Thursday, March 1, 2012

Weekly Challenge #5 Calendar

Okay so this challenge got away from me and I was not able to finish. It was to make a calendar out of pictures. SO with a few bumps in the road around our House I got half way done and decided to skip it and move on to the technical stuff once more. But I will show you what I got done.

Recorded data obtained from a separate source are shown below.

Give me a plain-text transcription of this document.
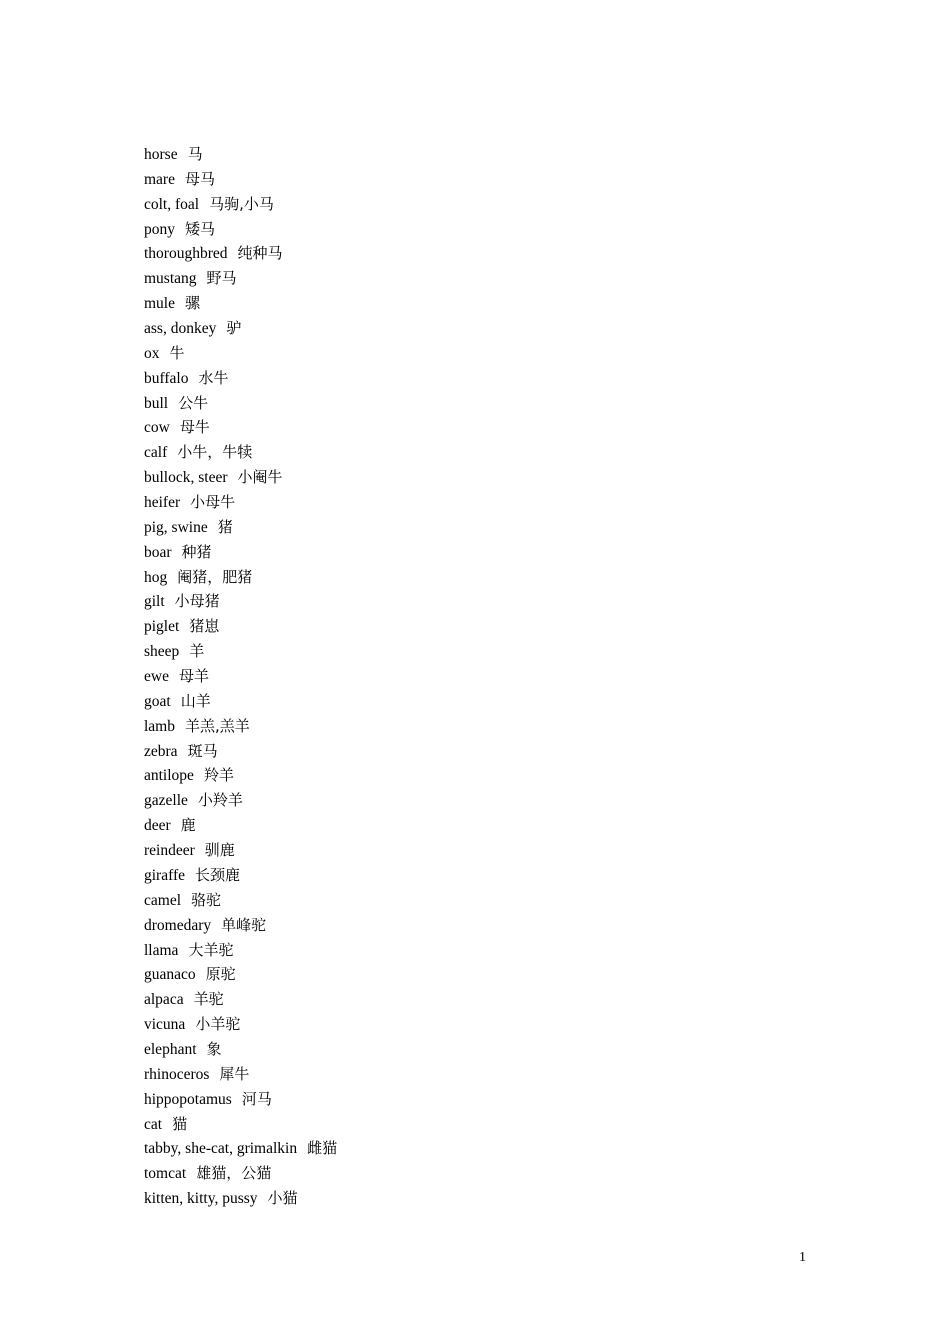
horse 马
mare 母马
colt, foal 马驹,小马
pony 矮马
thoroughbred 纯种马
mustang 野马
mule 骡
ass, donkey 驴
ox 牛
buffalo 水牛
bull 公牛
cow 母牛
calf 小牛，牛犊
bullock, steer 小阉牛
heifer 小母牛
pig, swine 猪
boar 种猪
hog 阉猪，肥猪
gilt 小母猪
piglet 猪崽
sheep 羊
ewe 母羊
goat 山羊
lamb 羊羔,羔羊
zebra 斑马
antilope 羚羊
gazelle 小羚羊
deer 鹿
reindeer 驯鹿
giraffe 长颈鹿
camel 骆驼
dromedary 单峰驼
llama 大羊驼
guanaco 原驼
alpaca 羊驼
vicuna 小羊驼
elephant 象
rhinoceros 犀牛
hippopotamus 河马
cat 猫
tabby, she-cat, grimalkin 雌猫
tomcat 雄猫，公猫
kitten, kitty, pussy 小猫
1
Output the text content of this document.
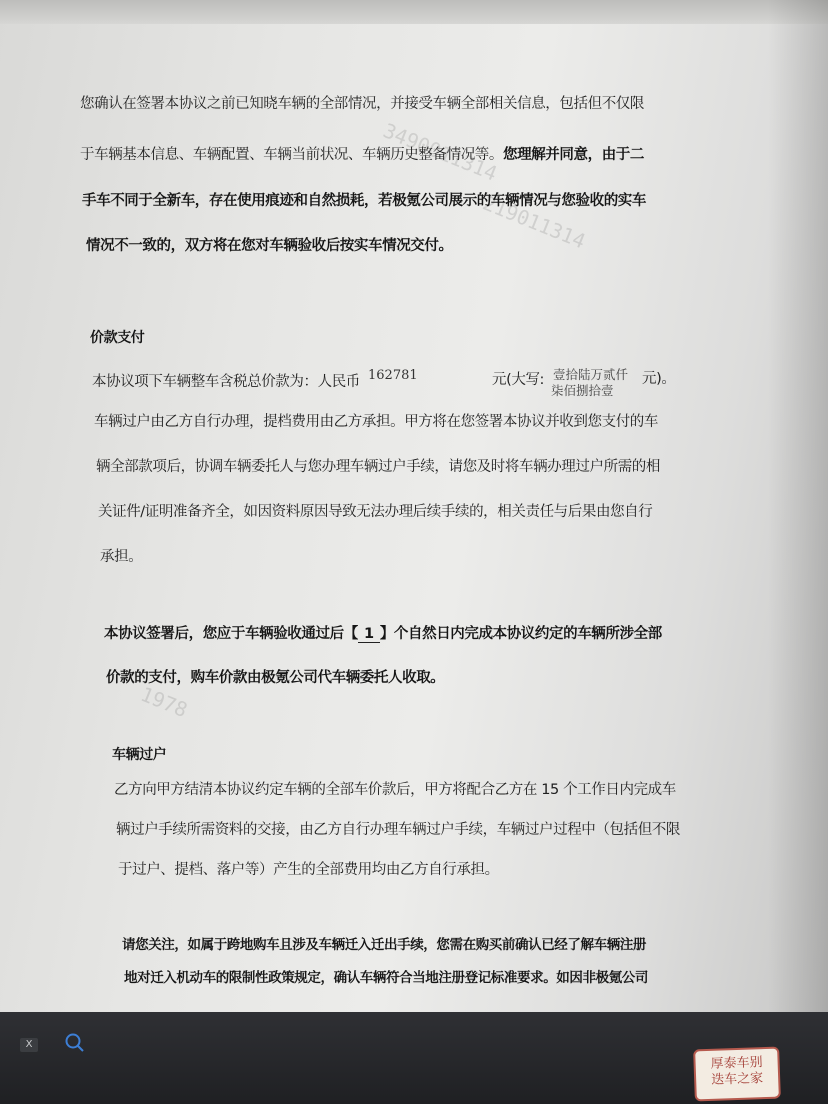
3490011314
219011314
1978
您确认在签署本协议之前已知晓车辆的全部情况，并接受车辆全部相关信息，包括但不仅限
于车辆基本信息、车辆配置、车辆当前状况、车辆历史整备情况等。您理解并同意，由于二
手车不同于全新车，存在使用痕迹和自然损耗，若极氪公司展示的车辆情况与您验收的实车
情况不一致的，双方将在您对车辆验收后按实车情况交付。
价款支付
本协议项下车辆整车含税总价款为：人民币 162781	元(大写: 壹拾陆万贰仟
柒佰捌拾壹
元)。
车辆过户由乙方自行办理，提档费用由乙方承担。甲方将在您签署本协议并收到您支付的车
辆全部款项后，协调车辆委托人与您办理车辆过户手续，请您及时将车辆办理过户所需的相
关证件/证明准备齐全，如因资料原因导致无法办理后续手续的，相关责任与后果由您自行
承担。
本协议签署后，您应于车辆验收通过后【 1 】个自然日内完成本协议约定的车辆所涉全部
价款的支付，购车价款由极氪公司代车辆委托人收取。
车辆过户
乙方向甲方结清本协议约定车辆的全部车价款后，甲方将配合乙方在 15 个工作日内完成车
辆过户手续所需资料的交接，由乙方自行办理车辆过户手续，车辆过户过程中（包括但不限
于过户、提档、落户等）产生的全部费用均由乙方自行承担。
请您关注，如属于跨地购车且涉及车辆迁入迁出手续，您需在购买前确认已经了解车辆注册
地对迁入机动车的限制性政策规定，确认车辆符合当地注册登记标准要求。如因非极氪公司
X
厚泰车别
迭车之家
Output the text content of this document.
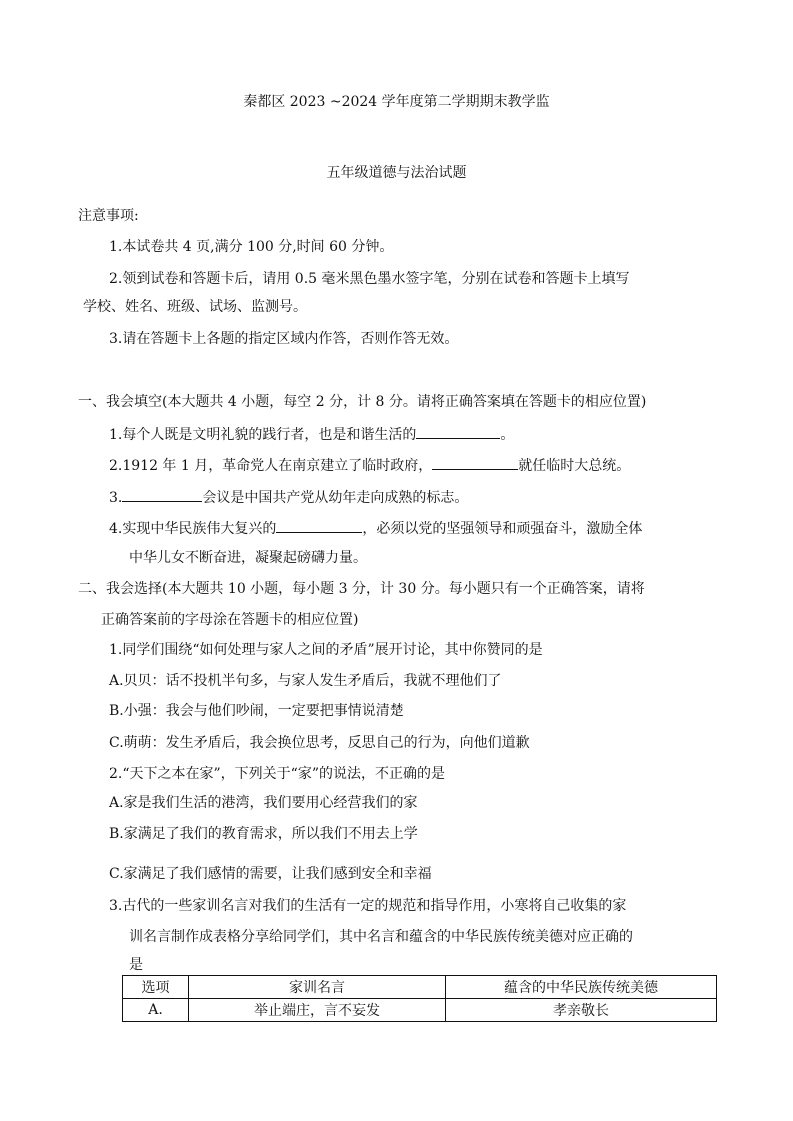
秦都区 2023 ~2024 学年度第二学期期末教学监
五年级道德与法治试题
注意事项:
1.本试卷共 4 页,满分 100 分,时间 60 分钟。
2.领到试卷和答题卡后，请用 0.5 毫米黑色墨水签字笔，分别在试卷和答题卡上填写
学校、姓名、班级、试场、监测号。
3.请在答题卡上各题的指定区域内作答，否则作答无效。
一、我会填空(本大题共 4 小题，每空 2 分，计 8 分。请将正确答案填在答题卡的相应位置)
1.每个人既是文明礼貌的践行者，也是和谐生活的	。
2.1912 年 1 月，革命党人在南京建立了临时政府，	就任临时大总统。
3.	会议是中国共产党从幼年走向成熟的标志。
4.实现中华民族伟大复兴的	，必须以党的坚强领导和顽强奋斗，激励全体
中华儿女不断奋进，凝聚起磅礴力量。
二、我会选择(本大题共 10 小题，每小题 3 分，计 30 分。每小题只有一个正确答案，请将
正确答案前的字母涂在答题卡的相应位置)
1.同学们围绕“如何处理与家人之间的矛盾”展开讨论，其中你赞同的是
A.贝贝：话不投机半句多，与家人发生矛盾后，我就不理他们了
B.小强：我会与他们吵闹，一定要把事情说清楚
C.萌萌：发生矛盾后，我会换位思考，反思自己的行为，向他们道歉
2.“天下之本在家”，下列关于“家”的说法，不正确的是
A.家是我们生活的港湾，我们要用心经营我们的家
B.家满足了我们的教育需求，所以我们不用去上学
C.家满足了我们感情的需要，让我们感到安全和幸福
3.古代的一些家训名言对我们的生活有一定的规范和指导作用，小寒将自己收集的家
训名言制作成表格分享给同学们，其中名言和蕴含的中华民族传统美德对应正确的
是
选项	家训名言	蕴含的中华民族传统美德
A.	举止端庄，言不妄发	孝亲敬长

So there is my half done calendar. Alan was trying to give me a break from the technical stuff and let em get artsy (something he is not the into), so once I told him I was getting my art fix from my 30 day challenges, we both agrees to move on, so onto the next challenge which deals with white balance. But before that we have-

Alan's Tip of The Week
Depth-of-field is the span of acceptable sharpness that extends fore and aft
of the point focused upon. The zone of depth-of-field is not split down the
middle, it extends, from the point focuses upon, further away from the
camera then it does towards the camera. As a rule-of-thumb, depth-of-field
extends 2/3 away and 1/2 back towards the camera.
The apertures (f/numbers)
f/1 almost no depth-of-field (not found on the average lens
f/1.4 a large aperture shallow depth-of-field allows picture taking under
very dim conditons
f/2 a large aperture, depth-of-field zone expands a little
f/2.8 moderately large depth-of-field continues to expand
f/4 good for portraits depth-of-field shallow enough to allow eyes and ears
in focus
f/5.6 also good for portraits likely the most common aperture for
portraiture.
f/8 now the zone of depth-of-field is expanded
f/16 setting used on the Kodak Brownie because everything in focus from 3
feet to infinity (infinity written as sideways 8 thus∞
f/22 tiny near maximum depth-of-field used for landscapes etc.